A million things, but I will never admit them here. (laughs) There’s nothing positive about fame. There’s positive things about being successful, I consider those two different things. The fame part, I have no interest. I don’t know anyone who cares about that. There are people that are famous and you don’t know what they do and that is just pure fame – it’s like sugar. It doesn’t mean anything, it’s a rush. But I think success leads to success, success leads to confidence and it leads to learning and learning leads to expanding. I have been incredibly fortunate, and I never take it for granted, ever. The fact that I am still here and doing things that I want to – I can send my kid to college and I don’t have to worry about where the money is coming from, these are big things. If I need an operation or anyone in my family did, I could pay for that operation. That’s rare. Most people in the world can’t do that, and I never, ever take that for granted. So that part of being successful to me is something very precious. And I think that’s why you sense that I tend to spread this around as much as I can.
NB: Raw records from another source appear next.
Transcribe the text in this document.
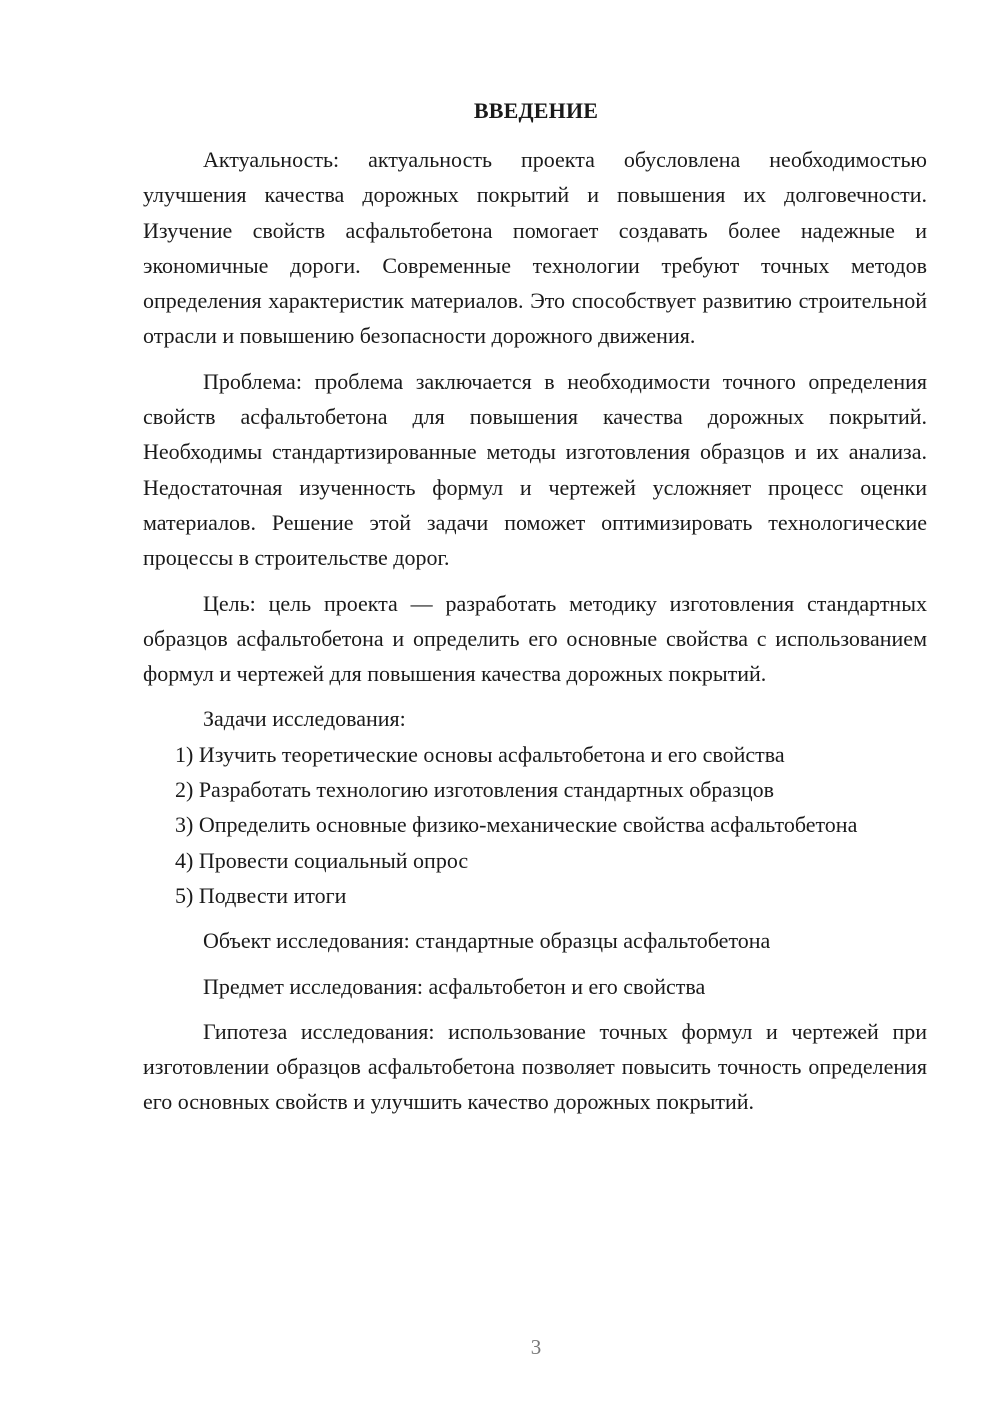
ВВЕДЕНИЕ

Актуальность: актуальность проекта обусловлена необходимостью улучшения качества дорожных покрытий и повышения их долговечности. Изучение свойств асфальтобетона помогает создавать более надежные и экономичные дороги. Современные технологии требуют точных методов определения характеристик материалов. Это способствует развитию строительной отрасли и повышению безопасности дорожного движения.

Проблема: проблема заключается в необходимости точного определения свойств асфальтобетона для повышения качества дорожных покрытий. Необходимы стандартизированные методы изготовления образцов и их анализа. Недостаточная изученность формул и чертежей усложняет процесс оценки материалов. Решение этой задачи поможет оптимизировать технологические процессы в строительстве дорог.

Цель: цель проекта — разработать методику изготовления стандартных образцов асфальтобетона и определить его основные свойства с использованием формул и чертежей для повышения качества дорожных покрытий.

Задачи исследования:

1) Изучить теоретические основы асфальтобетона и его свойства

2) Разработать технологию изготовления стандартных образцов

3) Определить основные физико-механические свойства асфальтобетона

4) Провести социальный опрос

5) Подвести итоги

Объект исследования: стандартные образцы асфальтобетона

Предмет исследования: асфальтобетон и его свойства

Гипотеза исследования: использование точных формул и чертежей при изготовлении образцов асфальтобетона позволяет повысить точность определения его основных свойств и улучшить качество дорожных покрытий.

3
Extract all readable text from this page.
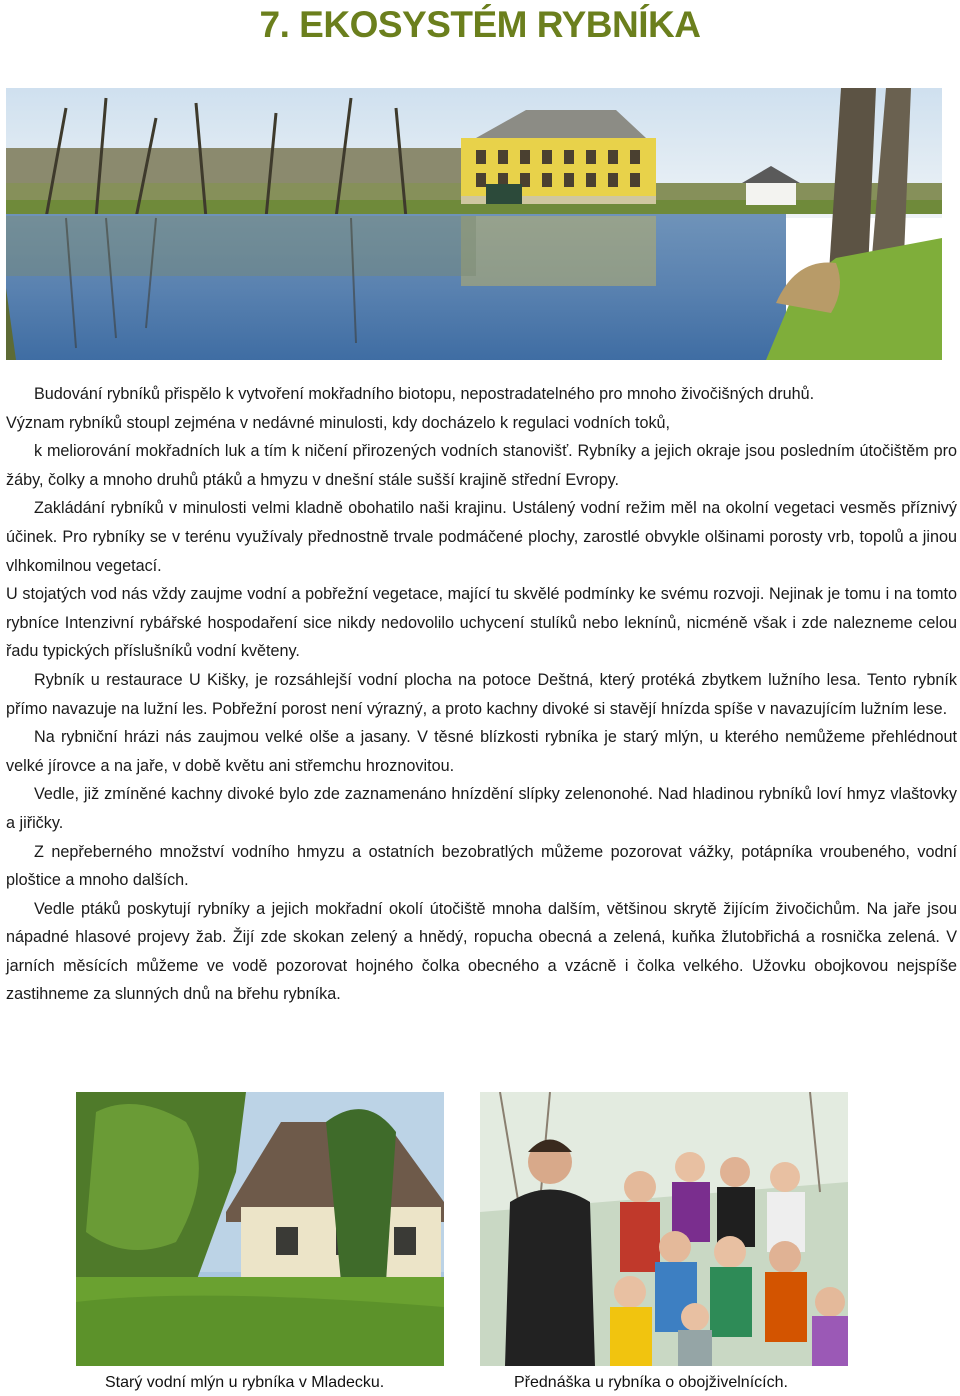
7. EKOSYSTÉM RYBNÍKA

Budování rybníků přispělo k vytvoření mokřadního biotopu, nepostradatelného pro mnoho živočišných druhů.

Význam rybníků stoupl zejména v nedávné minulosti, kdy docházelo k regulaci vodních toků,

k meliorování mokřadních luk a tím k ničení přirozených vodních stanovišť. Rybníky a jejich okraje jsou posledním útočištěm pro žáby, čolky a mnoho druhů ptáků a hmyzu v dnešní stále sušší krajině střední Evropy.

Zakládání rybníků v minulosti velmi kladně obohatilo naši krajinu. Ustálený vodní režim měl na okolní vegetaci vesměs příznivý účinek. Pro rybníky se v terénu využívaly přednostně trvale podmáčené plochy, zarostlé obvykle olšinami porosty vrb, topolů a jinou vlhkomilnou vegetací.

U stojatých vod nás vždy zaujme vodní a pobřežní vegetace, mající tu skvělé podmínky ke svému rozvoji. Nejinak je tomu i na tomto rybníce Intenzivní rybářské hospodaření sice nikdy nedovolilo uchycení stulíků nebo leknínů, nicméně však i zde nalezneme celou řadu typických příslušníků vodní květeny.

Rybník u restaurace U Kišky, je rozsáhlejší vodní plocha na potoce Deštná, který protéká zbytkem lužního lesa. Tento rybník přímo navazuje na lužní les. Pobřežní porost není výrazný, a proto kachny divoké si stavějí hnízda spíše v navazujícím lužním lese.

Na rybniční hrázi nás zaujmou velké olše a jasany. V těsné blízkosti rybníka je starý mlýn, u kterého nemůžeme přehlédnout velké jírovce a na jaře, v době květu ani střemchu hroznovitou.

Vedle, již zmíněné kachny divoké bylo zde zaznamenáno hnízdění slípky zelenonohé. Nad hladinou rybníků loví hmyz vlaštovky a jiřičky.

Z nepřeberného množství vodního hmyzu a ostatních bezobratlých můžeme pozorovat vážky, potápníka vroubeného, vodní ploštice a mnoho dalších.

Vedle ptáků poskytují rybníky a jejich mokřadní okolí útočiště mnoha dalším, většinou skrytě žijícím živočichům. Na jaře jsou nápadné hlasové projevy žab. Žijí zde skokan zelený a hnědý, ropucha obecná a zelená, kuňka žlutobřichá a rosnička zelená. V jarních měsících můžeme ve vodě pozorovat hojného čolka obecného a vzácně i čolka velkého. Užovku obojkovou nejspíše zastihneme za slunných dnů na břehu rybníka.

Starý vodní mlýn u rybníka v Mladecku.	Přednáška u rybníka o obojživelnících.
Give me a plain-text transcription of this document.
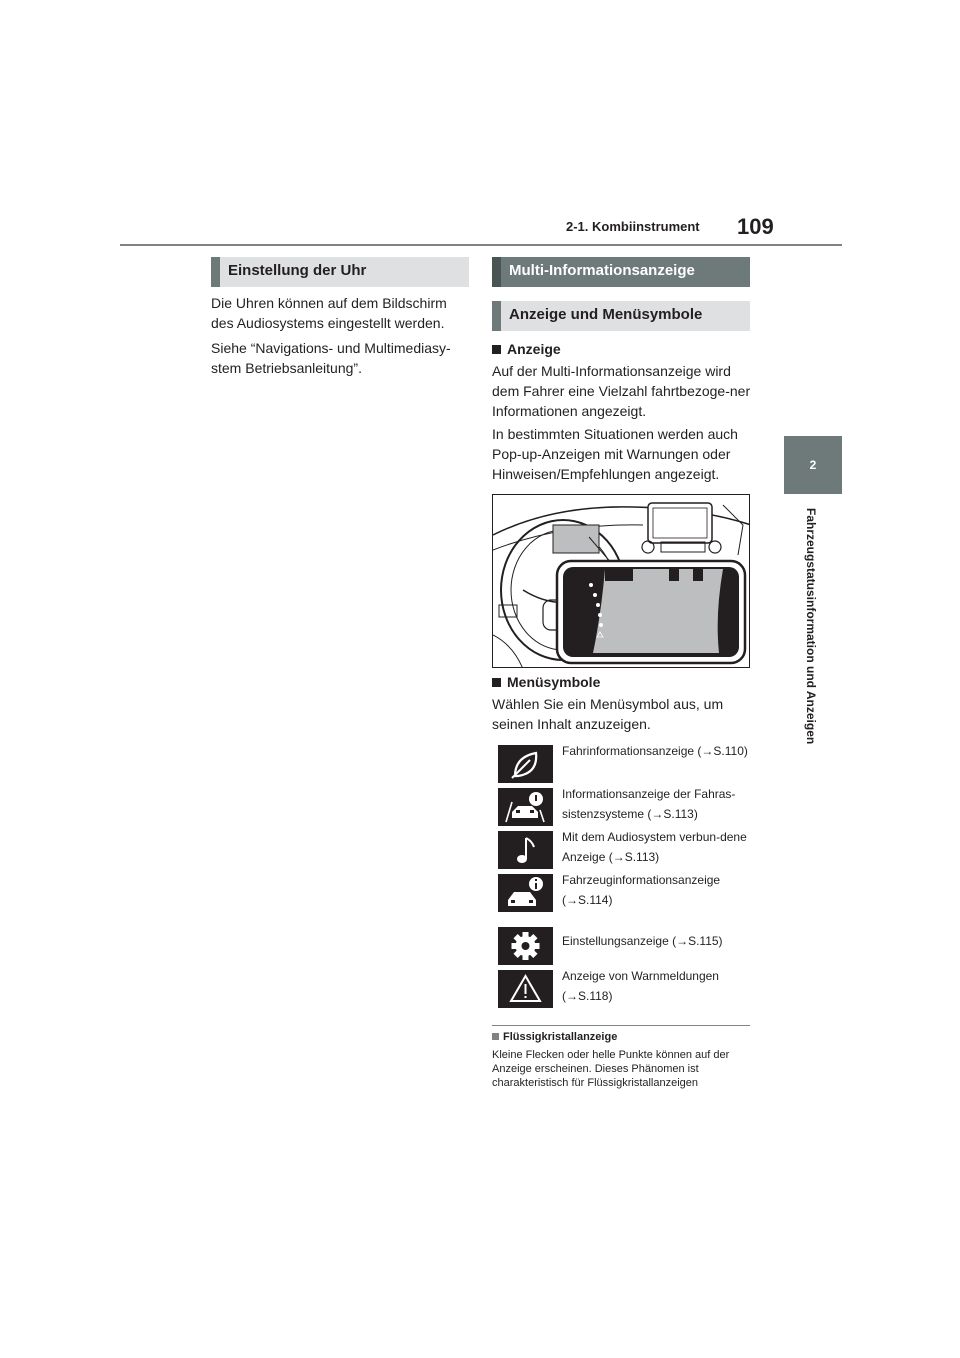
2-1. Kombiinstrument 109
2
Fahrzeugstatusinformation und Anzeigen
Einstellung der Uhr
Die Uhren können auf dem Bildschirm des Audiosystems eingestellt werden.
Siehe “Navigations- und Multimediasy-stem Betriebsanleitung”.
Multi-Informationsanzeige
Anzeige und Menüsymbole
Anzeige
Auf der Multi-Informationsanzeige wird dem Fahrer eine Vielzahl fahrtbezoge-ner Informationen angezeigt.
In bestimmten Situationen werden auch Pop-up-Anzeigen mit Warnungen oder Hinweisen/Empfehlungen angezeigt.
Menüsymbole
Wählen Sie ein Menüsymbol aus, um seinen Inhalt anzuzeigen.
Fahrinformationsanzeige (→S.110)
Informationsanzeige der Fahras-sistenzsysteme (→S.113)
Mit dem Audiosystem verbun-dene Anzeige (→S.113)
Fahrzeuginformationsanzeige (→S.114)
Einstellungsanzeige (→S.115)
Anzeige von Warnmeldungen (→S.118)
Flüssigkristallanzeige
Kleine Flecken oder helle Punkte können auf der Anzeige erscheinen. Dieses Phänomen ist charakteristisch für Flüssigkristallanzeigen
Success is not something to hoard. You don’t build walls with German razor wire around it to hold it in, it’s meant to go out into the world.

As a father, what do you teach your son and what do you learn from him?

Continually. I mean a kid is a mirror, for sure. And anyone who has kids, they are always telling you who you are. (laughs) You feel the emotions that come up in you because you are looking in the mirror. Good, bad, whatever, the frustrations, the angers, the joy, the happiness, the bliss, all of it, is because you care so much. And because you care so much, you are vulnerable, and being vulnerable means you show up, you can see yourself. It’s very easy to armour up and protect yourself against many things but you can’t do that with a kid, you have got to be wide open.

How do you look on your days of being a heartthrob?

I never paid any attention to any of that. It had nothing to do with me. And I was smart enough to know that it had nothing to do with me. But it’s a fact of your life. You go on the street and people project an enormous amount on you so you have to find your way through that. There is no school for learning that, you just have to figure that out.

What are the advantages or having a much younger girlfriend? 

Look, you fall in love or you don’t. That’s basically it. I don’t think it has anything to do with age. Whether it’s young or old, I like freshness, I like energy, I like openness. And she is a very open, continually learning kind of a person. And, she’s non-competitive. She’s always looking to be better in all ways. She is not afraid to look in the mirror at herself and be critical which is what we all have to be able to do if we are going to learn. She’s very loving, she has all these fine qualities, but I don’t think it’s a question of age, it’s a question of energy. Are you still learning, are you still alive, are you still in the moment? That is really the question to me.

Who is the one person you wanted to impress in your life?

My dad.

Have you impressed him?

Well my dad is not impressed by the movie star. He is impressed by the man. So that’s all I ever wanted from him. Certainly the Dalai Lama is one of my major teachers and I have had a lot of teachers, but I would want them to be proud of how I conduct myself and what I stand for and what parts of me might be helpful in the world.